Figure 3. The overall architecture of FLARE.
Fast Fourier Attention Module (FFA-Module): Accurate disease severity assessment depends heavily on detailed lesion information, which reflects both the extent and morphological characteristics of infections. To effectively capture these details, we introduce a frequency-domain analysis strategy that separates image information into high-and low-frequency components — where high-frequency elements represent lesion edges and textures, and low-frequency elements describe global structures and backgrounds. Building on this principle, we design a Fast Fourier Attention (FFA) module (as shown in Figure 4), which integrates the Fourier transform with an attention mechanism to enhance lesion perception. The module transforms feature maps into the frequency domain to emphasize fine structural details, then reconstructs and fuses them back into the spatial domain.
Figure 4. Framework of the fast Fourier attention module (FFA-Module).

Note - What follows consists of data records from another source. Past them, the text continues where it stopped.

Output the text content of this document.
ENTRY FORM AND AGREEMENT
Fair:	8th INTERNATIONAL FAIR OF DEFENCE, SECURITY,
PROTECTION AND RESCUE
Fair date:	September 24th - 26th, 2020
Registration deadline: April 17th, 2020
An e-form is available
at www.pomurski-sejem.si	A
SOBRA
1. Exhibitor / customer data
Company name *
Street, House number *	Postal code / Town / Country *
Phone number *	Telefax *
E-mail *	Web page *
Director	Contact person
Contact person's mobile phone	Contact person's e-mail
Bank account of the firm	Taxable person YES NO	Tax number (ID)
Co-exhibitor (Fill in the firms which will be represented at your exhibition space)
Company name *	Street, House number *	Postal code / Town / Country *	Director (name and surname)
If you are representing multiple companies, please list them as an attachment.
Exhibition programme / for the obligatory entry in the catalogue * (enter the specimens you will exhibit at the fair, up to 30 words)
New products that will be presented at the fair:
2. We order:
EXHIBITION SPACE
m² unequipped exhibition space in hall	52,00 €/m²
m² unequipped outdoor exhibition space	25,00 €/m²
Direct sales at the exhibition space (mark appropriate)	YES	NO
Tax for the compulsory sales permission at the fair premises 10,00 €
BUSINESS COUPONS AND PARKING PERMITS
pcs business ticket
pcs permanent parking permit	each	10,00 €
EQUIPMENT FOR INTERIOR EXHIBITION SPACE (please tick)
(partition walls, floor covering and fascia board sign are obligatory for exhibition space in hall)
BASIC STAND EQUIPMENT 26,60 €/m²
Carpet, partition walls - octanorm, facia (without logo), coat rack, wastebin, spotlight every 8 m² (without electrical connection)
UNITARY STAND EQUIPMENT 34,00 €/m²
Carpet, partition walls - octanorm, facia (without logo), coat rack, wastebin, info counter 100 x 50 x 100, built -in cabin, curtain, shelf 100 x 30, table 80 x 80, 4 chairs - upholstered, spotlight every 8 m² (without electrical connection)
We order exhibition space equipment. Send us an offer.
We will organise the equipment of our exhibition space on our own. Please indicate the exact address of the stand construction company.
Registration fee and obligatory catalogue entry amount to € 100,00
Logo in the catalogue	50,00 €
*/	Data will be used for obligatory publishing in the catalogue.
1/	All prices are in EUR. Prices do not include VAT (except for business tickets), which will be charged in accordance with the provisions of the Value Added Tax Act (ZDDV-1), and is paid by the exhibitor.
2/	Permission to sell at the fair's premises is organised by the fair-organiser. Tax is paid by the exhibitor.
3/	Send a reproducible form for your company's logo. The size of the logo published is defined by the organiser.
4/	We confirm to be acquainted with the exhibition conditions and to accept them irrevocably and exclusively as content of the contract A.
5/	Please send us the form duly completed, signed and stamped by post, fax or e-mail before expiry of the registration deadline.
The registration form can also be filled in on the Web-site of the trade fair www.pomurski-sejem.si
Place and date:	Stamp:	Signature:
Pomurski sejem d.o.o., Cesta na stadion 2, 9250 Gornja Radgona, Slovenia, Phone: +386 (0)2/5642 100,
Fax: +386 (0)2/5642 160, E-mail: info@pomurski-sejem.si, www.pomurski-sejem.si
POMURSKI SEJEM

Vision Relational Modeling Module (VRM-Module): To accurately assess plant disease severity, the model must capture fine lesion details while understanding their spatial and semantic relationships with leaves. To achieve this, we design a Vision Relational Modeling (VRM) module that simulates lesion distribution on leaves through multi-level feature interaction, as shown in Figure 5. The VRM module integrates detailed, contextual, and hierarchical information to jointly model the relationship between lesions and leaf structures. By combining local detail perception with global context understanding, it enhances the representation of lesion–leaf dependencies and improves the model’s capacity for precise and robust severity estimation under complex field conditions.
Figure 5. Framework of the vision relational modeling module (VRM-Module).